Question

universal translator
recall that you used translations in the transformation machine in lesson 1: put your input in, take your output out. you translated figures along straight lines or line - segments.

1. lines m, n, and t are parallel lines. draw a translation of each vertex of the triangle along the line the point is located on. translate each point to the right along the line a distance equal to ab. connect the points to form a triangle.
2. rays xm, xn, and xt share a vertex point. draw a translation of each vertex of the triangle along the ray the point is located on. translate each point to the right along the ray a distance equal to ab. connect the points to form a triangle.

Explanation:

Step1: For the first - part with parallel lines

Locate each vertex of the triangle on lines \(m\), \(n\), \(t\).

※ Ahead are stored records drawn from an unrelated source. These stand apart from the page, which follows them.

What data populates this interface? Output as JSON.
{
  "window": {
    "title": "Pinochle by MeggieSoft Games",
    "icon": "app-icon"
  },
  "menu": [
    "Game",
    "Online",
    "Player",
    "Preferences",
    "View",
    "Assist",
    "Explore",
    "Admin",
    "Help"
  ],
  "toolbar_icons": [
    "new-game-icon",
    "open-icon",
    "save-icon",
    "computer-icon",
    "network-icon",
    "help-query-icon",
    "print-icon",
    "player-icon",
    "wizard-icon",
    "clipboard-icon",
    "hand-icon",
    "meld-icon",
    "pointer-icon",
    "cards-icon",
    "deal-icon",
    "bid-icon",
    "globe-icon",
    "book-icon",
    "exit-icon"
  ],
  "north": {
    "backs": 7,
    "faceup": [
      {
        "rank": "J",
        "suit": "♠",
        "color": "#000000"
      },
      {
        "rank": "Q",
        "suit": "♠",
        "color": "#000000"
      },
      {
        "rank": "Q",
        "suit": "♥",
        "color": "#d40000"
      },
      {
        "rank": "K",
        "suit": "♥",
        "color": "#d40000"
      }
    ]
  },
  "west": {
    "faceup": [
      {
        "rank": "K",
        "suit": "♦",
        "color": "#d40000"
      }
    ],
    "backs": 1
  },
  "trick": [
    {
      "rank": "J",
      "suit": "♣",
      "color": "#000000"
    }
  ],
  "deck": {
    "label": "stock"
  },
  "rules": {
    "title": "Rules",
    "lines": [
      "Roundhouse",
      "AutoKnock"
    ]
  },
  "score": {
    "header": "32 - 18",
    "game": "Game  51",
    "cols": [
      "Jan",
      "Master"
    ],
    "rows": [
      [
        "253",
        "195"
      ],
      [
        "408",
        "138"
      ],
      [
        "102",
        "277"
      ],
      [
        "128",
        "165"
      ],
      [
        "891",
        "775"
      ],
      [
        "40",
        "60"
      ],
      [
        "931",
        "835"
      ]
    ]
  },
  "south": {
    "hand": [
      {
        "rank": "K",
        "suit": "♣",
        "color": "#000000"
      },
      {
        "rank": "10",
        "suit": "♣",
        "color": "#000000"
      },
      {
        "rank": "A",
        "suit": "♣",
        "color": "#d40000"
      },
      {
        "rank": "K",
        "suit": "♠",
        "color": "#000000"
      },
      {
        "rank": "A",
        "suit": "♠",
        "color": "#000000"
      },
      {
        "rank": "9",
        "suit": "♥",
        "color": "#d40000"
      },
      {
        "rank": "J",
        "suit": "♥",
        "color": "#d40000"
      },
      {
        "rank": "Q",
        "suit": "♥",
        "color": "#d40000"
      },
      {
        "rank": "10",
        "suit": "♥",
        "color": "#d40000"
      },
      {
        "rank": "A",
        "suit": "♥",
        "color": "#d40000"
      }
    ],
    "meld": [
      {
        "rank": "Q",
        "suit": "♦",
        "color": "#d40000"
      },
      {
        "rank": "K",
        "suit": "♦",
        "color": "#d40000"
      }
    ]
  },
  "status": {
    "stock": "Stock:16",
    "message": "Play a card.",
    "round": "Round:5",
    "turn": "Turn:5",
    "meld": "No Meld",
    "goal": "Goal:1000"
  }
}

Use a straight - edge to measure the length of segment \(AB\). Then, starting from each vertex, move to the right along the respective line a distance equal to the length of \(AB\) and mark the new points.

Step2: Connect the new points

Use a straight - edge to connect the newly marked points to form a new triangle.

Step3: For the second - part with rays

Locate each vertex of the triangle on rays \(XM\), \(XN\), \(XT\). Measure the length of segment \(AB\) with a straight - edge. Then, starting from each vertex, move to the right along the respective ray a distance equal to the length of \(AB\) and mark the new points.

Step4: Connect the new points

Use a straight - edge to connect the newly marked points to form a new triangle.

This problem requires a geometric construction of translations of the vertices of a triangle along given lines or rays. The actual drawing cannot be provided in this text - based format, but the steps above describe how to perform the required translations and form the new triangles.

Answer:

Follow the above - described steps to draw the translated triangles for both parts of the problem.